What happens in a physical office space when an employee has a simple IT issue?
Nine times out of ten, the employee will grab their laptop, head down to the service desk, and ask their friend in IT for a little help.
In the office, employees and IT professionals build relationships. The same thing needs to happen in the digital workplace.
In an effort to be better, faster, and more productive—IT departments often forget the value of opening lines of basic (even informal) communication.
It’s important to remember that the IT-employee relationship is a two-way street. On the IT side, they can bridge the gap by consistently engaging with employees – from the targeted campaigns we’ve already mentioned to simple daily computing tips.
At the same time, they should be enabling employees to voice their opinions and concerns. Remember: even with deep visibility into employee experience, minor issues still slip through the cracks.
IT: ‘How are you liking the latest billing software tool we installed?’
Employee: ‘What are you talking about? I don’t even work in finance’
When IT teams deploy consistent feedback campaigns, employees can respond to basic questions with simple one-click answers, or reply in open-text fields and call attention to personal tech problems or questions – a loud fan, Bluetooth connectivity issues, for example – all those minor grievances employees tend to keep to themselves.
The digital workplace is always evolving – and IT teams must evolve with it.

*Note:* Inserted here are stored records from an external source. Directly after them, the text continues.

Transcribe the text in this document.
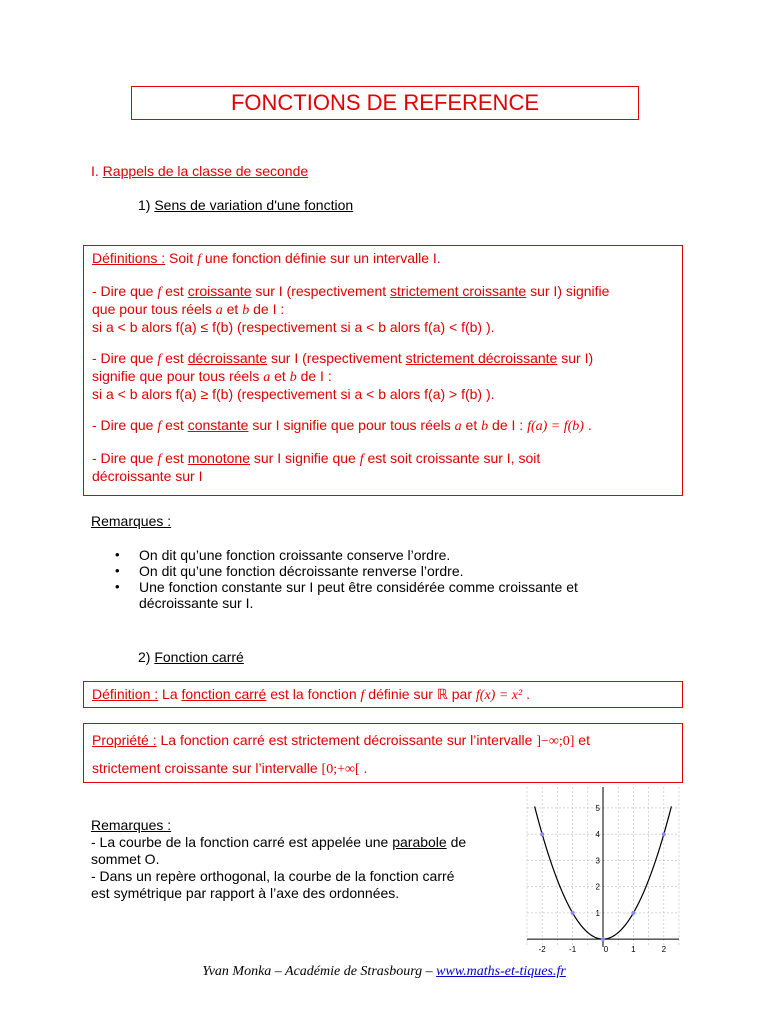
FONCTIONS DE REFERENCE
I. Rappels de la classe de seconde
1) Sens de variation d'une fonction

Définitions : Soit f une fonction définie sur un intervalle I.

- Dire que f est croissante sur I (respectivement strictement croissante sur I) signifie
que pour tous réels a et b de I :
si a < b alors f(a) ≤ f(b) (respectivement si a < b alors f(a) < f(b) ).

- Dire que f est décroissante sur I (respectivement strictement décroissante sur I)
signifie que pour tous réels a et b de I :
si a < b alors f(a) ≥ f(b) (respectivement si a < b alors f(a) > f(b) ).

- Dire que f est constante sur I signifie que pour tous réels a et b de I : f(a) = f(b) .

- Dire que f est monotone sur I signifie que f est soit croissante sur I, soit
décroissante sur I

Remarques :
• On dit qu’une fonction croissante conserve l’ordre.
• On dit qu’une fonction décroissante renverse l’ordre.
• Une fonction constante sur I peut être considérée comme croissante et
décroissante sur I.
2) Fonction carré
Définition : La fonction carré est la fonction f définie sur ℝ par f(x) = x² .
Propriété : La fonction carré est strictement décroissante sur l’intervalle ]−∞;0] et
strictement croissante sur l’intervalle [0;+∞[ .
Remarques :
- La courbe de la fonction carré est appelée une parabole de
sommet O.
- Dans un repère orthogonal, la courbe de la fonction carré
est symétrique par rapport à l’axe des ordonnées.
-2	-1	0	1	2
1
2
3
4
5
Yvan Monka – Académie de Strasbourg – www.maths-et-tiques.fr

After more than a year of remote work, I think it’s fair to say most people are looking to return to a work culture that takes the best of pre-2020 life and pairs it with the flexibility we have today.
It’s important to remember that the recent jump to remote work prompted a cultural change that was going to happen one way or another. In fact, 61% of CEOs say their business model will be more digital in the future as a result of the pandemic.
As remote offices give way to hybrid work models, digital workplaces will continue to rapidly evolve. And so will employees’ expectations of their digital workplaces – so IT teams must be prepared to meet that challenge.
Whether they’re improving their employees’ application experience or creating more life-like personas, there’s nothing more essential to digital workplace productivity than the IT-employee relationship.